Is there any efficient way of doing it?
I have an array of lines in 1D represented by coordination and weight, it can be only positive weight. I want to find all the lines that intersect a point in a given range.
Is there any efficient way of doing it?
You can do the trivial scan in $\mathcal{O}(n)$ time where $n$ is the number of intervals (just check for each interval whether your value is in it) or you can use an interval tree; those allow for querying in logarithmic time, see for example here.
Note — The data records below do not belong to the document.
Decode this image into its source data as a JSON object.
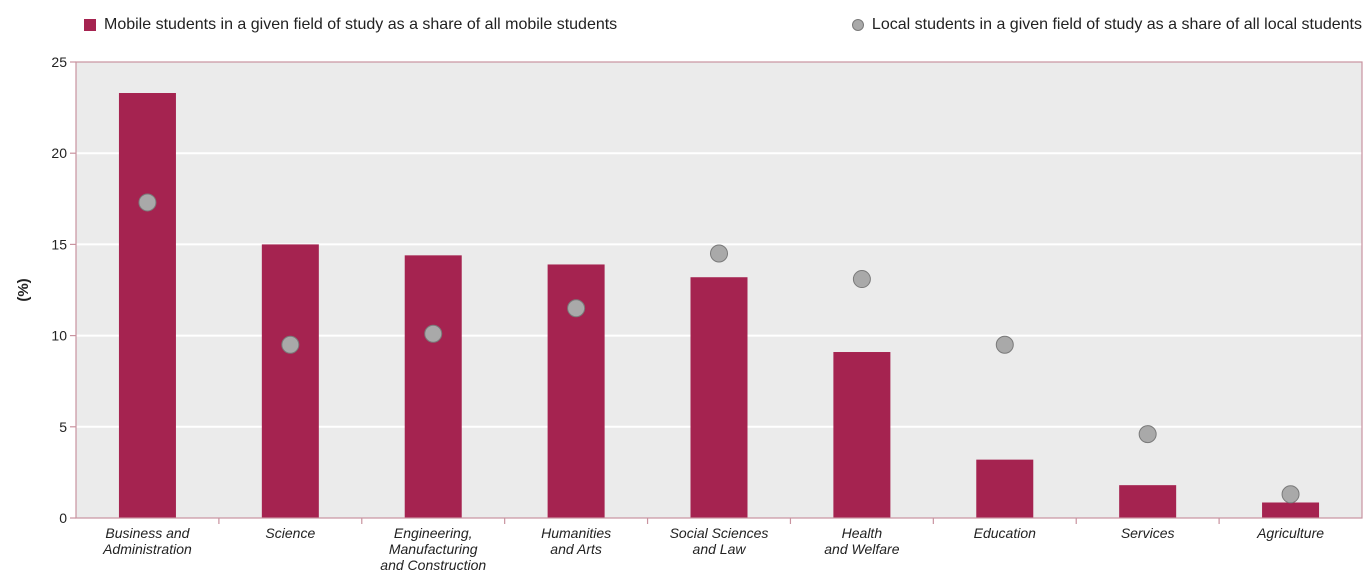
{
  "chart_data": {
    "type": "bar",
    "title": "",
    "xlabel": "",
    "ylabel": "(%)",
    "ylim": [
      0,
      25
    ],
    "yticks": [
      0,
      5,
      10,
      15,
      20,
      25
    ],
    "grid": true,
    "legend_position": "top",
    "categories": [
      [
        "Business and",
        "Administration"
      ],
      [
        "Science"
      ],
      [
        "Engineering,",
        "Manufacturing",
        "and Construction"
      ],
      [
        "Humanities",
        "and Arts"
      ],
      [
        "Social Sciences",
        "and Law"
      ],
      [
        "Health",
        "and Welfare"
      ],
      [
        "Education"
      ],
      [
        "Services"
      ],
      [
        "Agriculture"
      ]
    ],
    "series": [
      {
        "name": "Mobile students in a given field of study as a share of all mobile students",
        "type": "bar",
        "color": "#a52350",
        "values": [
          23.3,
          15.0,
          14.4,
          13.9,
          13.2,
          9.1,
          3.2,
          1.8,
          0.85
        ]
      },
      {
        "name": "Local students in a given field of study as a share of all local students",
        "type": "marker",
        "color": "#a9a9a9",
        "values": [
          17.3,
          9.5,
          10.1,
          11.5,
          14.5,
          13.1,
          9.5,
          4.6,
          1.3
        ]
      }
    ],
    "plot_background": "#ebebeb",
    "axis_color": "#c9939f"
  }
}
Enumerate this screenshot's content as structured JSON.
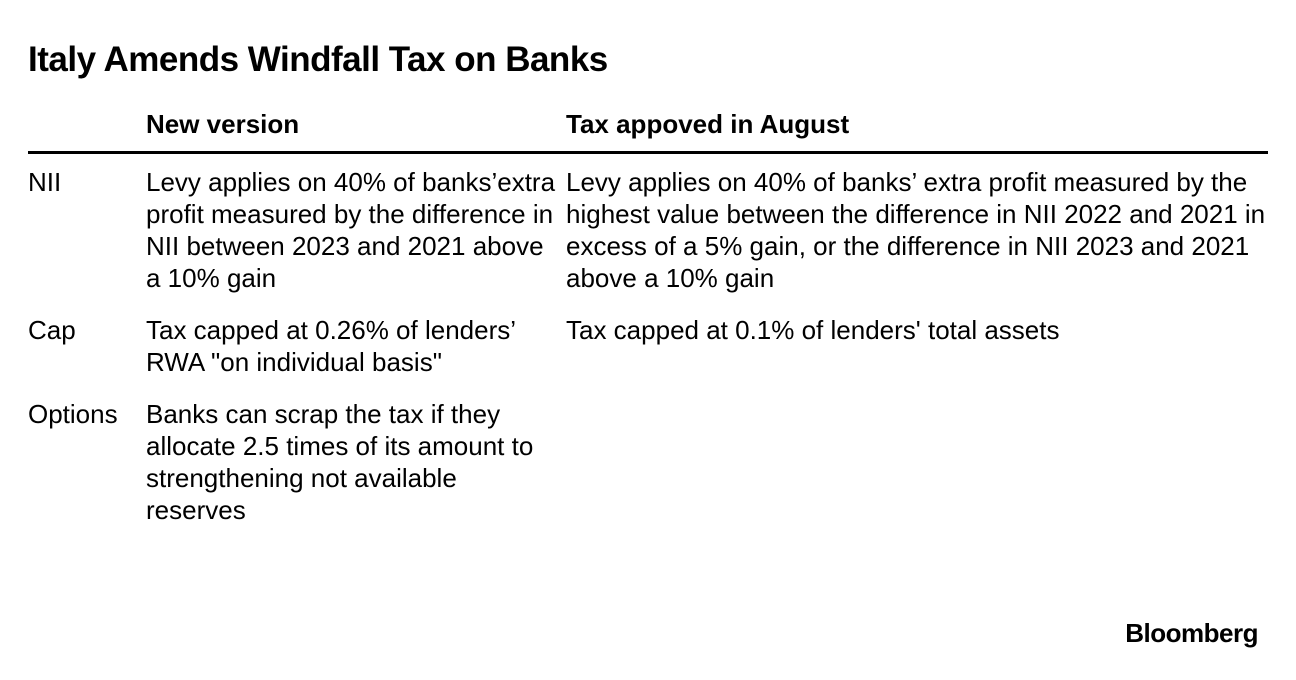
{
  "header": {
    "title": "Italy Amends Windfall Tax on Banks"
  },
  "table": {
    "columns": [
      "New version",
      "Tax appoved in August"
    ],
    "rows": [
      [
        "NII",
        "Levy applies on 40% of banks’extra profit measured by the difference in NII between 2023 and 2021 above a 10% gain",
        "Levy applies on 40% of banks’ extra profit measured by the highest value between the difference in NII 2022 and 2021 in excess of a 5% gain, or the difference in NII 2023 and 2021 above a 10% gain"
      ],
      [
        "Cap",
        "Tax capped at 0.26% of lenders’ RWA \"on individual basis\"",
        "Tax capped at 0.1% of lenders' total assets"
      ],
      [
        "Options",
        "Banks can scrap the tax if they allocate 2.5 times of its amount to strengthening not available reserves"
      ]
    ]
  },
  "footer": {
    "source": "Bloomberg"
  }
}
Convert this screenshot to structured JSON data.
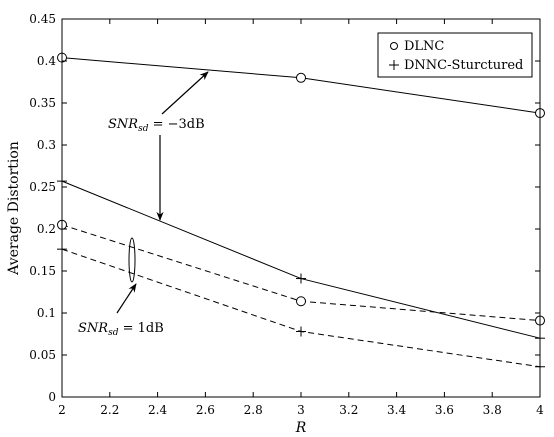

If you store all of the intervals in a segment tree, then the operation "find all intervals that contain the point $x$" is known as a stabbing query. Building a segment tree from $n$ intervals takes $O(n \lg n)$ time, but once it is built, you can answer a stabbing query in $O(\lg n + k)$ time, where $k$ is the number of intervals that intersect the point $x$ (i.e., the length of the output of the operation).
In comparison, a linear scan (as described in G. Bach's answer) requires no preprocessing but takes $O(n)$ time to answer each stabbing query. Thus, if you plan to make many stabbing queries on the same set of intervals, it may be faster to build a segment tree in advance, as each stabbing query can then be answered much faster.